If you are hell-bent on being a stand up, and you are not that funny, but you want to hire a couple of joke writers, work it.

Never stop getting up on stage and honing that craft. It’s like any other profession – save sports – where you can carve yourself out a niche.

It’s obviously more difficult if you don’t have that natural ability. There are plenty of unfunny people who have carved out a world for themselves.




What is the best mistake you ever made?

Adam Carolla: I’m trying to think of how we define the best mistake. If it turned out good, was it a mistake? I’ll tell you one. When I was a young boxing trainer, I was trying to get to the radio station KROQ to train either Jimmy Kimmel or Michael the Maintenance Man, for a Morning Zoo boxing stunt. I wanted to train Michael the Maintenance Man, because he’d been there for several years, and Jimmy Kimmel had only been there for a few months.

I thought it would be a much better opportunity for me to train Michael the Maintenance Man, versus Jimmy Kimmel, who I didn’t know, or really hear of at all. That was my plan.

I ended up getting Jimmy Kimmel to train. Then Michael the Maintenance Man ended up suing KROQ for, like, wrongful termination and blah blah blah. Then, of course, Jimmy Kimmel turned out to be Jimmy Kimmel (future business and performance partner). That was probably the best mistake I ever made.


Today, it seems like almost everything on TV and in movies are sequels, reboots, remakes. What’s your opinion on where we’re going with entertainment?

Adam Carolla: It’s funny. We have these big gigantic Wonder Woman reboots, and then we have these small indie kind of socially correct, politically correct movies. Maybe I’m missing the medium sized movies. It feels like Starbucks. They don’t really have a medium now, just large and small.

I think they fall into two categories.

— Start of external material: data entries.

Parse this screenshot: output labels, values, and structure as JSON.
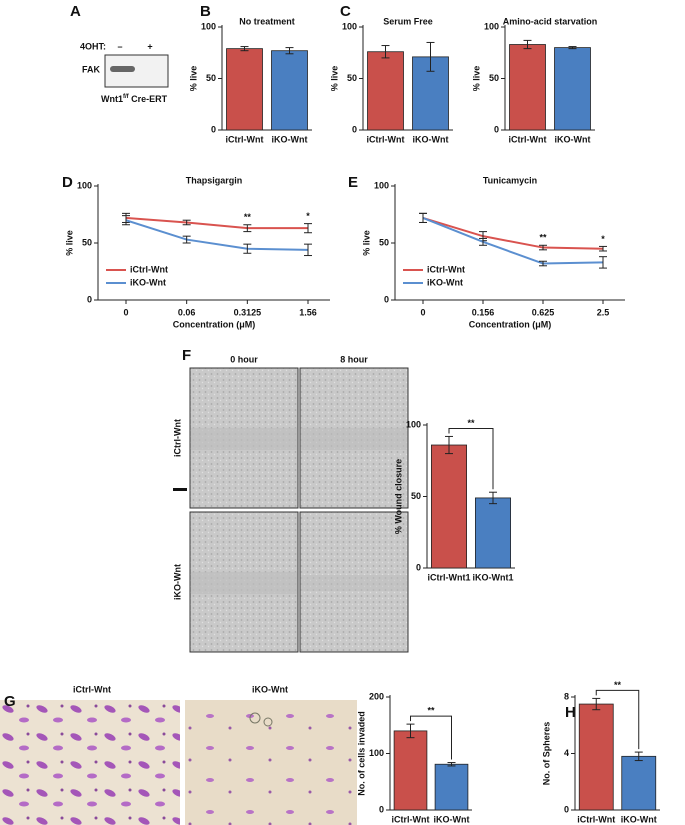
{
  "panel_labels": [
    "A",
    "B",
    "C",
    "D",
    "E",
    "F",
    "G",
    "H"
  ],
  "blot": {
    "treatment_label": "4OHT:",
    "lanes": [
      "–",
      "+"
    ],
    "protein": "FAK",
    "genotype": "Wnt1",
    "genotype_sup": "f/f",
    "genotype_suffix": " Cre-ERT"
  },
  "wound_images": {
    "time_labels": [
      "0 hour",
      "8 hour"
    ],
    "row_labels": [
      "iCtrl-Wnt",
      "iKO-Wnt"
    ]
  },
  "invasion_images": {
    "labels": [
      "iCtrl-Wnt",
      "iKO-Wnt"
    ]
  },
  "chart_data": [
    {
      "type": "bar",
      "title": "No treatment",
      "y_label": "% live",
      "categories": [
        "iCtrl-Wnt",
        "iKO-Wnt"
      ],
      "values": [
        79,
        77
      ],
      "errors": [
        2,
        3
      ],
      "colors": [
        "#c9504b",
        "#4a7fc1"
      ],
      "ylim": [
        0,
        100
      ],
      "yticks": [
        0,
        50,
        100
      ]
    },
    {
      "type": "bar",
      "title": "Serum Free",
      "y_label": "% live",
      "categories": [
        "iCtrl-Wnt",
        "iKO-Wnt"
      ],
      "values": [
        76,
        71
      ],
      "errors": [
        6,
        14
      ],
      "colors": [
        "#c9504b",
        "#4a7fc1"
      ],
      "ylim": [
        0,
        100
      ],
      "yticks": [
        0,
        50,
        100
      ]
    },
    {
      "type": "bar",
      "title": "Amino-acid starvation",
      "y_label": "% live",
      "categories": [
        "iCtrl-Wnt",
        "iKO-Wnt"
      ],
      "values": [
        83,
        80
      ],
      "errors": [
        4,
        1
      ],
      "colors": [
        "#c9504b",
        "#4a7fc1"
      ],
      "ylim": [
        0,
        100
      ],
      "yticks": [
        0,
        50,
        100
      ]
    },
    {
      "type": "line",
      "title": "Thapsigargin",
      "y_label": "% live",
      "x_label": "Concentration (μM)",
      "categories": [
        "0",
        "0.06",
        "0.3125",
        "1.56"
      ],
      "series": [
        {
          "name": "iCtrl-Wnt",
          "color": "#d9534f",
          "values": [
            72,
            68,
            63,
            63
          ],
          "errors": [
            4,
            2,
            3,
            4
          ]
        },
        {
          "name": "iKO-Wnt",
          "color": "#5b8fd0",
          "values": [
            70,
            53,
            45,
            44
          ],
          "errors": [
            4,
            3,
            4,
            5
          ]
        }
      ],
      "annotations": [
        null,
        null,
        "**",
        "*"
      ],
      "ylim": [
        0,
        100
      ],
      "yticks": [
        0,
        50,
        100
      ],
      "legend": "lower-left"
    },
    {
      "type": "line",
      "title": "Tunicamycin",
      "y_label": "% live",
      "x_label": "Concentration (μM)",
      "categories": [
        "0",
        "0.156",
        "0.625",
        "2.5"
      ],
      "series": [
        {
          "name": "iCtrl-Wnt",
          "color": "#d9534f",
          "values": [
            72,
            56,
            46,
            45
          ],
          "errors": [
            4,
            4,
            2,
            2
          ]
        },
        {
          "name": "iKO-Wnt",
          "color": "#5b8fd0",
          "values": [
            72,
            51,
            32,
            33
          ],
          "errors": [
            4,
            3,
            2,
            5
          ]
        }
      ],
      "annotations": [
        null,
        null,
        "**",
        "*"
      ],
      "ylim": [
        0,
        100
      ],
      "yticks": [
        0,
        50,
        100
      ],
      "legend": "lower-left"
    },
    {
      "type": "bar",
      "y_label": "% Wound closure",
      "categories": [
        "iCtrl-Wnt1",
        "iKO-Wnt1"
      ],
      "values": [
        86,
        49
      ],
      "errors": [
        6,
        4
      ],
      "colors": [
        "#c9504b",
        "#4a7fc1"
      ],
      "significance": "**",
      "ylim": [
        0,
        100
      ],
      "yticks": [
        0,
        50,
        100
      ]
    },
    {
      "type": "bar",
      "y_label": "No. of cells invaded",
      "categories": [
        "iCtrl-Wnt",
        "iKO-Wnt"
      ],
      "values": [
        140,
        81
      ],
      "errors": [
        12,
        3
      ],
      "colors": [
        "#c9504b",
        "#4a7fc1"
      ],
      "significance": "**",
      "ylim": [
        0,
        200
      ],
      "yticks": [
        0,
        100,
        200
      ]
    },
    {
      "type": "bar",
      "y_label": "No. of Spheres",
      "categories": [
        "iCtrl-Wnt",
        "iKO-Wnt"
      ],
      "values": [
        7.5,
        3.8
      ],
      "errors": [
        0.4,
        0.3
      ],
      "colors": [
        "#c9504b",
        "#4a7fc1"
      ],
      "significance": "**",
      "ylim": [
        0,
        8
      ],
      "yticks": [
        0,
        4,
        8
      ]
    }
  ]
}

You have the group who is trying to send a social message. Then you have the group that wants you to believe that Aquaman is friends with Wonder Woman, and they battle a squid monster. It just seems like we are in exact polar ends of entertainment.




EXCERPTS FROMI’m Your Emotional Support Animal: Navigating Our All Woke No Joke Culture:

** “When the archeologists, or aliens, come here later to study our ruins, I just wish I could be around to see them be amazed at the stupid shit we cared about, and how much time we spent tweeting at windmills.”

** “For a group that crows incessantly about diversity, how about the diversity of ideas? I’m much more interested in having a variety of brains on campuses, than a variety of skin colors. There’s hell to pay on a campus now if the faculty, student body, and guest speakers don’t look like one of those fake multiracial bands or groups at rooftop parties you see in beer and credit-card ads. When it comes to multiculturalism, it seems to not include my culture, which is sane people.”

** “The increase in support dogs on planes is directly proportional to the decrease of dignity in our society… You are declaring from on high, literally thirty thousand feet high, that you are so precariously wired and emotionally fragile that you need a dog with you at all times to make you feel better. You’ve given a creature that eats its own shit the power over whether or not you can handle life. Your dog may be a carry-on, but you have checked your dignity.”

** “I hope we stop being triggered in general. Being triggered robs you of your life. Think about when you’re in traffic, and someone cuts you off. If you count to ten Mississippi instead of immediately flipping the guy off and honking your horn, that anger will probably subside. You don’t need half a day or even a fifteen-minute call with your therapist. One verse of the song you’re listening to on the radio is enough time for the microstorm in your soul to pass.”